Administration’s primary goal is to help the company pay off their debts, thus avoiding entering liquidation - at least in the first instance. Receivership works to realise the assets of a company, to maximise the benefit for the secured creditors. Receivership will usually result in the company also entering liquidation at the same time.
In modern insolvency, receivership shows such a heavy bias to the secured creditor, that they are now only permitted to appoint administrative receivers in relation to floating charges created and registered before 15 September 2003. For charges created after this date, only the administration process may be used with the administrator owing a duty to all creditors, rather than just the secured creditor.
Administration is a favourable alternative to liquidation. A licensed insolvency practitioner is appointed as Administrator for a company facing threats from creditors. The Administrator takes control of the business operations, to act in the best interest of creditors. In entering Administration, a moratorium is also placed around the company to freeze all legal actions.
An Administrator can be appointed by the company directors, the secured creditor or even the company itself. Where receivership will often be terminal for the business, administration is widely viewed as the preferred rescue procedure. Administration typically delivers higher returns to creditors from company assets, and saves jobs where possible. You can find out more about the administration process with our seven key stages infographic.
Receivership differs from Administration, as the latter works to protect companies from their creditors. Whereas, Receivership is initiated by those creditors or banks that believe the business cannot pay its debts. Unlike in administration, directors cannot place their own company into receivership.
The direction the company will eventually follow is, ultimately, decided by the receiver. The receiver will also not often take advice from directors, and will investigate their conduct. However, receivership does not terminate the powers of the directors in relation to the company, but only the charged assets. This means that the directors still can, and usually will, need to place the company into liquidation to deal with any shell of a company.

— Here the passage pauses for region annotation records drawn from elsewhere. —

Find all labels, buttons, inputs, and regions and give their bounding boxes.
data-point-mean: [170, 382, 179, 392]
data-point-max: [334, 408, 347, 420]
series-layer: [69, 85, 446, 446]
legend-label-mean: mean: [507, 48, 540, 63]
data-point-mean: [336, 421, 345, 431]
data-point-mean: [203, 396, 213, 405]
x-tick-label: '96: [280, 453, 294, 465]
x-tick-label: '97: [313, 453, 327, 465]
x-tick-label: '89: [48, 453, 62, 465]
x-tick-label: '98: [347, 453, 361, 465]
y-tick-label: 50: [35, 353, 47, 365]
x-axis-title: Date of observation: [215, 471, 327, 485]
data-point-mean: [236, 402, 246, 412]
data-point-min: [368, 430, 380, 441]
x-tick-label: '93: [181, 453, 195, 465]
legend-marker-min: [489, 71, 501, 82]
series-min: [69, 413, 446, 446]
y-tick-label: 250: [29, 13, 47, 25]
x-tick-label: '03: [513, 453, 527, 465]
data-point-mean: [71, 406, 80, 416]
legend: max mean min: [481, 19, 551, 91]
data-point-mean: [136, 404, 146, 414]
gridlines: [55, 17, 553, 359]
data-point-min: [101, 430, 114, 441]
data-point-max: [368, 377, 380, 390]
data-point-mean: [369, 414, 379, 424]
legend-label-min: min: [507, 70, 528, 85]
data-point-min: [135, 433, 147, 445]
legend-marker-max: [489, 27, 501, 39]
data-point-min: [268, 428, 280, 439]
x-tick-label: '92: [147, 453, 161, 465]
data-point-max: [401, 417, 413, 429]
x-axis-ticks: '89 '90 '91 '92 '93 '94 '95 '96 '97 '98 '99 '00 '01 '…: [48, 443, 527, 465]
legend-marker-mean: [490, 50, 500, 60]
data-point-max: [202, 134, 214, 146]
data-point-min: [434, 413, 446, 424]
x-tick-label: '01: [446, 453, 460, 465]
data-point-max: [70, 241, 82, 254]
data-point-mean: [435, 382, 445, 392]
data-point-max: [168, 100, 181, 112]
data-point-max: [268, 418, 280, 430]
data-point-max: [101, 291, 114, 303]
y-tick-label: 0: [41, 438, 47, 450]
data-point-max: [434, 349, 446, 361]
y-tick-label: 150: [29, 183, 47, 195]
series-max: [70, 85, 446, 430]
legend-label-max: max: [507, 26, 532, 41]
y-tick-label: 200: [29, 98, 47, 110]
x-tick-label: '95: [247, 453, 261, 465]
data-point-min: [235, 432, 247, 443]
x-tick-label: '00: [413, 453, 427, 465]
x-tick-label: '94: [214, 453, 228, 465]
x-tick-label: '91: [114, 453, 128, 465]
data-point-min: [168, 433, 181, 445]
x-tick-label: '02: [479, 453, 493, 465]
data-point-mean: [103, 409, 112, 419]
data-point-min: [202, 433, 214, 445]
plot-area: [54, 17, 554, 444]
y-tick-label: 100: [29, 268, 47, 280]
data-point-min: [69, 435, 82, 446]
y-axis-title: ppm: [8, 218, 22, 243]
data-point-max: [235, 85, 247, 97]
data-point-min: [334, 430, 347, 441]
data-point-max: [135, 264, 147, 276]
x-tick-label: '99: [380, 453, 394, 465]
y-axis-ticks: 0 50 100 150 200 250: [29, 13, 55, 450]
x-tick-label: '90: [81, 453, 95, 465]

From a company point of view, there are few benefits to receivership. The business will likely not be rescued as it is, and the assets may be sold on at a reduced price to recoup as much as possible for the creditor, or bank, that appointed the Receiver. The directors may also lose employment, be investigated and unsecured creditors will, most likely, not receive their money back. However, the Receiver can act fast and, if the directors are not found guilty of misconduct, receivership can solve their difficult position and allow them to walk away.
On the other hand, there are still options for the company with administration. The appointed Administrator takes control of business operations and details a recovery plan, including paying off the debts (as much as is possible) and looking for opportunities that could save the company. These opportunities could include reviewing whether a company voluntary arrangement is a viable alternative to resolve the situation.
Although it is now seldom available as a remedy, it is important to be aware whether a secured creditor is able to appoint a receiver over your company. Due to the public image of administrative receivership, banks now prefer to appoint Administrators, even if they are able to appoint Receivers. This way, it appears they are still trying to help the business save jobs, rather than taking the company apart to ensure their debt is paid. In truth, it is far more common for a company to enter creditors voluntary liquidation than either of the above processes.